La cruauté d’un conte d’Andersen
Oslo
Norvège
(voir sur la carte)
« Dehors, la neige voltigeait.
— Ce sont les abeilles blanches qui s’agitent, disait la vieille grand-mère.
— Ont-elles aussi une reine ? demanda le petit garçon, car il savait qu’il y en avait une chez les vraies abeilles.
— Il y en a une, dit la grand-mère. Elle vole au milieu du groupe le plus dense, c’est la plus grande de toutes, et jamais elle ne reste sur la terre, tout de suite elle repart dans l’épais nuage. Souvent par les nuits d’hiver, elle court les rues de la ville et regarde dans les chambres en s’approchant des fenêtres, qui gèlent alors étrangement, et se couvrent comme de fleurs.
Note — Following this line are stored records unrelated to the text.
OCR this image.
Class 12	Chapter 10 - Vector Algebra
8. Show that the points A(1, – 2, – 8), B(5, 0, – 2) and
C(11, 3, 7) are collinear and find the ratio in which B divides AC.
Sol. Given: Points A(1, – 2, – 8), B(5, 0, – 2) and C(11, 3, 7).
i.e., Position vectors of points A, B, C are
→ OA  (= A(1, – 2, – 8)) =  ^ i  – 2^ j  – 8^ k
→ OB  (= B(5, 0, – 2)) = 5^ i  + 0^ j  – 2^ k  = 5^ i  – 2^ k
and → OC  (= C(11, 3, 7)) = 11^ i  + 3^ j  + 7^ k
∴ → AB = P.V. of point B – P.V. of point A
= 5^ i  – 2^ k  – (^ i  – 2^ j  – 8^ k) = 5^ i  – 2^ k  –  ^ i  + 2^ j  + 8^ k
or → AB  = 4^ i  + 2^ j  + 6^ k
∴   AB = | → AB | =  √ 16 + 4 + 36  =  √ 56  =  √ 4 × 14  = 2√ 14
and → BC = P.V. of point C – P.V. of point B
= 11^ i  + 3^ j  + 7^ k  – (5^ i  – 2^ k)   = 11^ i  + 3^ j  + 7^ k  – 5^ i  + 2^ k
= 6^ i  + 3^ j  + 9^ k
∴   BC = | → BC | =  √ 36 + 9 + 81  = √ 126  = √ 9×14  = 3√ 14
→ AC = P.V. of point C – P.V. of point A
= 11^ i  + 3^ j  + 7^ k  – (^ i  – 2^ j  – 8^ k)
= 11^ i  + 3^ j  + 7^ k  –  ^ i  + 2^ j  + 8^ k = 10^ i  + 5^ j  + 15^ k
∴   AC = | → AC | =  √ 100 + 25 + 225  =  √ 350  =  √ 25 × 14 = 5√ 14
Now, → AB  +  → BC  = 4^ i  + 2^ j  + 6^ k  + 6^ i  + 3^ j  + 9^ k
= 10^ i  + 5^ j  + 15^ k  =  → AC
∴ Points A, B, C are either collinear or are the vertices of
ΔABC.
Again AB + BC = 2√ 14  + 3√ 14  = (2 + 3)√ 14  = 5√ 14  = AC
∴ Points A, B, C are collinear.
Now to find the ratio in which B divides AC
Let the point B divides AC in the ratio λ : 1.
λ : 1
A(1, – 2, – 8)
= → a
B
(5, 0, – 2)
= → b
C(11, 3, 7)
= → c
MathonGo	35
— Oui, je l’ai vu ! dirent les deux enfants, qui surent ainsi que c’était vrai.
— Est-ce que la reine des neiges peut venir ici ? demanda la petite fille.
— Elle n’a qu’à venir, dit le garçon, je la mettrai sur le poêle chaud et elle fondra.
La grand-mère lui caressa les cheveux et raconta d’autres histoires. »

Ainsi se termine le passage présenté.